A fifth tourist has died in Chiang Mai, Thailand, in circumstances eerily similar to New Zealander Sarah Carter's mysterious death - which health officials initially blamed on food poisoning.

Mariam Soraya Vorster, a 33-year-old from Berkeley, California who was working as a guide in Chiang Mai, died on January 11 - just over three weeks before 23-year-old Sarah died.

Ms Vorster's husband Tony Pandola told the Herald his wife was perfectly fit and healthy and became sick with symptoms of food poisoning before she died.

"I kept asking about the health department, or what the next steps would be with the restaurant," Mr Pandola said. "No one really seemed to know, and it turns out no one really did anything.

"Soraya had an autopsy at University Hospital in Chiang Mai on January 12 or 13 and we still have no results."

Ms Vorster's death is one of five in a six-week spell in Chiang Mai.

Local woman Waraporn Pungmahisiranon died two days before Sarah and British pensioners George and Eileen Everitt died less than two weeks later.

Those deaths were all in the same hotel - the Downtown Inn.

Mr Pandola said his wife was staying in a different hotel, but the symptoms were the same.

At a press conference in Bangkok yesterday, Chiang Mai Governor Pannada Disakul said: "We have to admit that these deaths coming one after another are nothing more than coincidence.

"We have done and will continue to do our utmost to make tourists confident in our city."

The press conference was told Mr and Mrs Everitt, 78 and 74, died within minutes of each other of heart attacks.

The couple's son Stephen Everitt yesterday told the Herald that was not a believable explanation.

"They had no history of heart problems or any other problems," said Mr Everitt from his home in Lincolnshire.

"They were active and healthy for their age and it has come as a total shock.

"And now they want me to believe they both had heart attacks at the same time. It doesn't make sense. How can it be coincidence?"

Yesterday's press conference, which did not include details of Ms Vorster's death, was told tests were still being conducted into Sarah's death.

Tests on tissue taken from Sarah Carter had been inconclusive and samples had been sent for analysis to the United States and Japan, said Dr. Pasakorn Akaraseri, of the Communicable Disease Department of Thailand's Ministry of Health.

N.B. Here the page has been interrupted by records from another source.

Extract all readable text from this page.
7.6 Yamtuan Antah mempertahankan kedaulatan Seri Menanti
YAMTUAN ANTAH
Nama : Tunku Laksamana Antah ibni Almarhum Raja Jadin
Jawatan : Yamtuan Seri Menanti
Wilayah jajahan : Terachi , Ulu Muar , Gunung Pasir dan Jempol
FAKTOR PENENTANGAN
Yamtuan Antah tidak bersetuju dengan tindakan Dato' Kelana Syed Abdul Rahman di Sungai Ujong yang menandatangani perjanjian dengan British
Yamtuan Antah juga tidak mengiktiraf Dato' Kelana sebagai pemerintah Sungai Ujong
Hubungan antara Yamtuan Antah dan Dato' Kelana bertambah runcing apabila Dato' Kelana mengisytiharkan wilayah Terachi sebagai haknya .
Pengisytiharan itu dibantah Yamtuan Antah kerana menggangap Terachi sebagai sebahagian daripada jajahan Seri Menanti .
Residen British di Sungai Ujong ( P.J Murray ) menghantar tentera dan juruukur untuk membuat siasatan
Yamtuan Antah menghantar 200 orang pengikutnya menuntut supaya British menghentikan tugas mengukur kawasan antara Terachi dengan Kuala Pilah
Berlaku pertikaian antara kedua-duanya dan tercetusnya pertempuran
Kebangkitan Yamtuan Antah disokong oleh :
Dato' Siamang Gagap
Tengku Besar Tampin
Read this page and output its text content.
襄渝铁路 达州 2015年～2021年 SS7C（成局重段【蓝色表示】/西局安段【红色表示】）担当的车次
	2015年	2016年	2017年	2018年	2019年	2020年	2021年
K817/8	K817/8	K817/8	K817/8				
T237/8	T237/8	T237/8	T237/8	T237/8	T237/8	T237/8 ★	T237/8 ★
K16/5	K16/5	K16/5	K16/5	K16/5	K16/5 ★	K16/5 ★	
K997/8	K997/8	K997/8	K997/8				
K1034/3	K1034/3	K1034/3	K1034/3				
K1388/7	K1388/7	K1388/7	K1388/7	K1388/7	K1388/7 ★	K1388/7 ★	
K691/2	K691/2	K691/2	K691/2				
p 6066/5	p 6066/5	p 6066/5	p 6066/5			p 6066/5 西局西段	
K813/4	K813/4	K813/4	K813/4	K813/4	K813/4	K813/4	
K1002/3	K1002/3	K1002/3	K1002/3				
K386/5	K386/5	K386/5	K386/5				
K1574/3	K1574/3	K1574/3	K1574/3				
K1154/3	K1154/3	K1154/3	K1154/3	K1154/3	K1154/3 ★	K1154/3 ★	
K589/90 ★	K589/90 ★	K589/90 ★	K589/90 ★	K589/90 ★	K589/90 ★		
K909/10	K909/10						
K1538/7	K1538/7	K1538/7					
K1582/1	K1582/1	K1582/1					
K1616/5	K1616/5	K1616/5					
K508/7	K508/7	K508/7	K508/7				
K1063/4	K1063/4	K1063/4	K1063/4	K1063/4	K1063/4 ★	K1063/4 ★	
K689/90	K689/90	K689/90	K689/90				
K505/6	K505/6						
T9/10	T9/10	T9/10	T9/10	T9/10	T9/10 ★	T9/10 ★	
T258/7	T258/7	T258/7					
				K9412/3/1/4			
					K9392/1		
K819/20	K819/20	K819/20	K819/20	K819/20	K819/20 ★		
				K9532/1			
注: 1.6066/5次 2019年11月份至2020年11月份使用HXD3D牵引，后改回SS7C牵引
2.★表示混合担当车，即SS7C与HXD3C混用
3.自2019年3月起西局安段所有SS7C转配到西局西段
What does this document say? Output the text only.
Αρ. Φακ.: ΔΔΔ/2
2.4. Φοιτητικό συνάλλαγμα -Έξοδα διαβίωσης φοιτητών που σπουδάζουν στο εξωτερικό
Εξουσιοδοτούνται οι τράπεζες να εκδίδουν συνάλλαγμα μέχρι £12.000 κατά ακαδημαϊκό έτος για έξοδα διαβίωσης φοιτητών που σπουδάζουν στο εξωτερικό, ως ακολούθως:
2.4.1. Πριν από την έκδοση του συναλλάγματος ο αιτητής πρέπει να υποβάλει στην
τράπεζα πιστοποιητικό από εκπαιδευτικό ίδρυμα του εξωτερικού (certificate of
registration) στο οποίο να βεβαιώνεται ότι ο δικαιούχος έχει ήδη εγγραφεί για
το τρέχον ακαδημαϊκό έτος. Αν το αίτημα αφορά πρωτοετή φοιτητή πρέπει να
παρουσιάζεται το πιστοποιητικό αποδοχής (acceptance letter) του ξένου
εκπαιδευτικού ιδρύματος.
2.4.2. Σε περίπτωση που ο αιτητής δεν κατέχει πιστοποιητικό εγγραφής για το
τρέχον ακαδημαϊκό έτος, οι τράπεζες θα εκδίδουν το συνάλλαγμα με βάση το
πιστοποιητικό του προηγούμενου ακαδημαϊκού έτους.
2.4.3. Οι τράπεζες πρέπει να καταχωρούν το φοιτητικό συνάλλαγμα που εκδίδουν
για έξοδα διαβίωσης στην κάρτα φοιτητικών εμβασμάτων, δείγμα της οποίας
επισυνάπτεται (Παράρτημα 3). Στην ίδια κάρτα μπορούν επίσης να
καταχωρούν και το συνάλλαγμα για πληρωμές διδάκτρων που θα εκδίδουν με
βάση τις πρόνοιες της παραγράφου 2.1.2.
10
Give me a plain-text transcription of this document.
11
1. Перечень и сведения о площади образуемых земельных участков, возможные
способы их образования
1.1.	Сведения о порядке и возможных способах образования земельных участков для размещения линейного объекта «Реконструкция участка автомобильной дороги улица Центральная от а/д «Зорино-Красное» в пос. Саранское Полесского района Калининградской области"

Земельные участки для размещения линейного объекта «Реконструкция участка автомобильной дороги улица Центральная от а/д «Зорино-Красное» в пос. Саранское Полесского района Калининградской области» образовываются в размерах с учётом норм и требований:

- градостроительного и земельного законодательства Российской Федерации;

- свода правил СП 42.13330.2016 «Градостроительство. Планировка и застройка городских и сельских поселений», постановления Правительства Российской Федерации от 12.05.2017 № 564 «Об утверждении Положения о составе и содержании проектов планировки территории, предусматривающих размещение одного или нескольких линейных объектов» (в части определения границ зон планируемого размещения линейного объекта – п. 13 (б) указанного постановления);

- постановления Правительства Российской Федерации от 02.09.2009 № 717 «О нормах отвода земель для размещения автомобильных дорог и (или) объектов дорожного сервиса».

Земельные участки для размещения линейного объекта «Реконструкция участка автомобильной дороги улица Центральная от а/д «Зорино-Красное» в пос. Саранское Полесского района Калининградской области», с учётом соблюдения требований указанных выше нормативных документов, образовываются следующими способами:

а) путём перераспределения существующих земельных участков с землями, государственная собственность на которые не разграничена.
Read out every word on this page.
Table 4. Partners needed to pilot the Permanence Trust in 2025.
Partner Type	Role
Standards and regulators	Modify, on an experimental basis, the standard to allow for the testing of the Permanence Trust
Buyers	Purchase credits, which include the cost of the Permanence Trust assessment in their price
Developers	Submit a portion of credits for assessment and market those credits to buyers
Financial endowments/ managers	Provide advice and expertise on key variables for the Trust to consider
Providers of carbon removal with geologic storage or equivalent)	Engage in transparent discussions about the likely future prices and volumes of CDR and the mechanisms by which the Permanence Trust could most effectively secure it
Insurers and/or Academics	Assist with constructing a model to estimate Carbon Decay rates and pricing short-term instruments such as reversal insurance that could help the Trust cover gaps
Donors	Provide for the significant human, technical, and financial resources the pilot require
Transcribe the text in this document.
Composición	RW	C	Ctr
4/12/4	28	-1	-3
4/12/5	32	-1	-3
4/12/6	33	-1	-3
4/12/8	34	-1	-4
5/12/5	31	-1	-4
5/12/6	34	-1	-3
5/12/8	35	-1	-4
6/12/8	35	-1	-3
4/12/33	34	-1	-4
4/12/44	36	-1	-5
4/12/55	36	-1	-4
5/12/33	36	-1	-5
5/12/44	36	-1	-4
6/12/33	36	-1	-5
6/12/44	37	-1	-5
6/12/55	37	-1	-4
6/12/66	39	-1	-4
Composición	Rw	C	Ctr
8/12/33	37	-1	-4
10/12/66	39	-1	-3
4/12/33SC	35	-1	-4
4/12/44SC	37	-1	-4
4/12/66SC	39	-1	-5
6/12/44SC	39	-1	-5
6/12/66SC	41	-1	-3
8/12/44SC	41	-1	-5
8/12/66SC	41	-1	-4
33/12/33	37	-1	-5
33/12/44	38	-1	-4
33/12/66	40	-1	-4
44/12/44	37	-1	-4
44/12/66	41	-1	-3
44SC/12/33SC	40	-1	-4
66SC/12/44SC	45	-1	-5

He said there was no evidence to suggest that any of the deaths were as a result of the guests eating food bought at the local market or on the street.

Sarah and two friends - Amanda Eliason and Emma Langlands - became sick in the Downtown Inn in Chiang Mai on February 4. Sarah died in hospital two days later.

Amanda and Emma recovered and are now back in New Zealand.

Richard Carter, Sarah's father, said the press conference was a "fob off".

"It doesn't sound like there's any real investigation going on here.

"You start to wonder how many other deaths there have been that are being swept under the carpet."

Mr Carter said the New Zealand Government needed to put on more pressure to find out how many similar deaths there had been in the last few years so travellers could make informed decisions.

"At the moment it's pot luck. People head off on holiday and then 'bang' they're dead."

Foreign Minister Murray McCully said the comments from the press conference were "not wholly convincing and we intend to give them closer scrutiny".

"We will look into the matter further. I gather there is still some work being done of a forensic nature of some samples and we are looking forward to seeing that material too.

"It's clear that we need to ask some more questions."

Asked if the Government would launch its own inquiry Mr McCully said that was too early to consider.

"Let's not get ahead of ourselves, let's just ask the questions methodically as we go forward... Clearly the obvious questions need to be asked and answered fully."